The strategy will include higher English language requirements for international students, shortening graduate visas and greater scrutiny of education providers.
Closing COVID-19 concessions - including a special visa category, and uncapped working hours for international students - is also expected to reduce the number of migrants.
"We've put forward measures here that will help us bring net overseas migration back to normal in a very short time frame," Ms O'Neil said.
"If we do not succeed in that, of course there are other things that we can do," she said, when asked if the government would introduce caps on international students.
Coalition hits out at new strategy
The strategy will also focus on attracting workers to sectors with skills shortages, out of major cities and into regional Australia.
A new Skills in Demand visa will be introduced in late 2024, while national cabinet will commence a multi-year planning model for migration, and visa processing for regional Australia will be designated as the highest priority.
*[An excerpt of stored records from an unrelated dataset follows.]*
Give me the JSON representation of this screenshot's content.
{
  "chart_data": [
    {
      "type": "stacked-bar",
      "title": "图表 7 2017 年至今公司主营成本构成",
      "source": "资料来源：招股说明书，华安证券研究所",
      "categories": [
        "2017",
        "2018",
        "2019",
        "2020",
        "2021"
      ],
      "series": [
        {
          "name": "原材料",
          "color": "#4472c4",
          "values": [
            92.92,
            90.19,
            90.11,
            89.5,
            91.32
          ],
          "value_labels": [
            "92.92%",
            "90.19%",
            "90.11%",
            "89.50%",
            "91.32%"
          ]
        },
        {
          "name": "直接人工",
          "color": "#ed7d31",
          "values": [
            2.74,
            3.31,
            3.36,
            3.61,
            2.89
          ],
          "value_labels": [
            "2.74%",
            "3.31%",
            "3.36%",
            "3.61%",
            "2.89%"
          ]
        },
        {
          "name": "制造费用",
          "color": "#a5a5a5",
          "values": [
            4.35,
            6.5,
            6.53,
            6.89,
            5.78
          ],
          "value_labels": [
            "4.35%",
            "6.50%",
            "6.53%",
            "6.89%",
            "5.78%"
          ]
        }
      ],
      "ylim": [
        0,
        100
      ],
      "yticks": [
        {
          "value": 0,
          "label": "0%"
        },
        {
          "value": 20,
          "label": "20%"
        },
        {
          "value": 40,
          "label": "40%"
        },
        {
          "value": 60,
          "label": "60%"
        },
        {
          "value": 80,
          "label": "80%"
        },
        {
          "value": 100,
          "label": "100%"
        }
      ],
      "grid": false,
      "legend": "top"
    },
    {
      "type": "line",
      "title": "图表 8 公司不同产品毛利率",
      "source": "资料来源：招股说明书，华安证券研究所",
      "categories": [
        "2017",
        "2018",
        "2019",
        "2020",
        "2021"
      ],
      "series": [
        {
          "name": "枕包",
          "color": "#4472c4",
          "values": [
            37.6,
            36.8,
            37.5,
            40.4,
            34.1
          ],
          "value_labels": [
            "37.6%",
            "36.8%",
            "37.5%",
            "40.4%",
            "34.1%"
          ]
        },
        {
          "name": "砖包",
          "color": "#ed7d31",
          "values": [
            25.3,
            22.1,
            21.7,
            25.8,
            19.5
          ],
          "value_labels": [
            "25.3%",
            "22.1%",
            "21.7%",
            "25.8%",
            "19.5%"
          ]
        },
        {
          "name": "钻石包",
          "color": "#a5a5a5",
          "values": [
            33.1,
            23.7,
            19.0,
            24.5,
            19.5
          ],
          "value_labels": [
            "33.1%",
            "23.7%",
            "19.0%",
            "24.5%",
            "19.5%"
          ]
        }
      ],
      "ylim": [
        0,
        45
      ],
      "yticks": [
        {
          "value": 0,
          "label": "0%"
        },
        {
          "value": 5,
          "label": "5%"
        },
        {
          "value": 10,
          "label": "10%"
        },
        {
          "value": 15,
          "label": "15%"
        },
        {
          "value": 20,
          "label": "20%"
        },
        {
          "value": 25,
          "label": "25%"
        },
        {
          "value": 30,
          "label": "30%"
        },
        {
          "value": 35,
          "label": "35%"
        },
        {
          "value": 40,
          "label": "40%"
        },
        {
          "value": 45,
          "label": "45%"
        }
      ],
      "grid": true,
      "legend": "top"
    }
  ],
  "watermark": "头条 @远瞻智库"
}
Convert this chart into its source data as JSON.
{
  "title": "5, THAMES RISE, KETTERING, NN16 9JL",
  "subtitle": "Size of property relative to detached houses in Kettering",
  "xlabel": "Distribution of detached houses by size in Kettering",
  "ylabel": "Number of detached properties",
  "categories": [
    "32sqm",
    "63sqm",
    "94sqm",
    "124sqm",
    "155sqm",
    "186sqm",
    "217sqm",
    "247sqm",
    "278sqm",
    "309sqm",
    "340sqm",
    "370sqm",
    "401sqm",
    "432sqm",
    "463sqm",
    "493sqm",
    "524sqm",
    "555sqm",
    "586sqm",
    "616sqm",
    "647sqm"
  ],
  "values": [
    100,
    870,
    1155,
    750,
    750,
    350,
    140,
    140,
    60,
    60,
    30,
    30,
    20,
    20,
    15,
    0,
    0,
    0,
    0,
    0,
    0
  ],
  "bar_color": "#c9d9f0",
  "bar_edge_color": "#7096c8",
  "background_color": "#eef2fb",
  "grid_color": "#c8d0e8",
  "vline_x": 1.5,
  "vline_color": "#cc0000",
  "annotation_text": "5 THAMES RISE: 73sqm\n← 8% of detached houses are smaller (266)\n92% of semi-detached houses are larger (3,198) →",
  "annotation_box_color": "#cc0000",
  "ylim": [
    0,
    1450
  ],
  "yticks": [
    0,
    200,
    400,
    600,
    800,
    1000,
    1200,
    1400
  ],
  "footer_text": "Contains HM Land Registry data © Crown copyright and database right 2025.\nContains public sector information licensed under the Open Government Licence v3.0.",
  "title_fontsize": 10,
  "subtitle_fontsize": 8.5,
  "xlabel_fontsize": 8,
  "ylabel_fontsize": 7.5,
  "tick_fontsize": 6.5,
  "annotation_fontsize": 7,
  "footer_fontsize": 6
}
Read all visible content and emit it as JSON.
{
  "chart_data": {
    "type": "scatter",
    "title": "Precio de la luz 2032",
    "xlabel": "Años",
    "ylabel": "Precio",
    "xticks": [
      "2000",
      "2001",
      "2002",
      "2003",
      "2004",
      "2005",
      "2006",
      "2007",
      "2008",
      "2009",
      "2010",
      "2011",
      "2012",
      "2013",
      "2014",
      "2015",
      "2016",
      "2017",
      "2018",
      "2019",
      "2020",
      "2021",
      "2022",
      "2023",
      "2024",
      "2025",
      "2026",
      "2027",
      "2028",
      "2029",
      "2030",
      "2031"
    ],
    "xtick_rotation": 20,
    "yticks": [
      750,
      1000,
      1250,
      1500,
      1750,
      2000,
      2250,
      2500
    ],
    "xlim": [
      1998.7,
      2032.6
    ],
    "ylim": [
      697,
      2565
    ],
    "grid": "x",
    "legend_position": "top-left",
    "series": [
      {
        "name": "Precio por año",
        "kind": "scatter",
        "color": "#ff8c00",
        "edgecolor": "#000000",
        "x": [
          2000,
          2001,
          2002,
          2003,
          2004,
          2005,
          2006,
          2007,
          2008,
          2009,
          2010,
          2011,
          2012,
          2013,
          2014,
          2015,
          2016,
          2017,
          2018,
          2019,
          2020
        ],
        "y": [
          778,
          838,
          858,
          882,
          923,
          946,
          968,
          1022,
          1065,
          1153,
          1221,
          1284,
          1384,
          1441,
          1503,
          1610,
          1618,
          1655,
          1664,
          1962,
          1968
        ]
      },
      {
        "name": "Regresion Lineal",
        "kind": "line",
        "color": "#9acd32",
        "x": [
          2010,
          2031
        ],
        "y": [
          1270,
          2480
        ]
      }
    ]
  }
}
While the government has blamed the Coalition for "a decade of neglect" of the migration system, opposition spokesperson on immigration Dan Tehan claimed Labor was at fault for high levels of migration.
"Australians don't trust Labor to manage immigration because the Albanese government has issued more than 175,000 COVID work visas despite the pandemic ending before they were elected," he said in a statement.
He criticised the time taken to release the Migration Strategy, given Mr Parkinson's review was finalised in March, and said regional Australia had been treated "as an afterthought" in the strategy.
Ms O'Neil said the Coalition had wavered on its migration stance, calling for different things: "I don't take any of their comments even remotely seriously."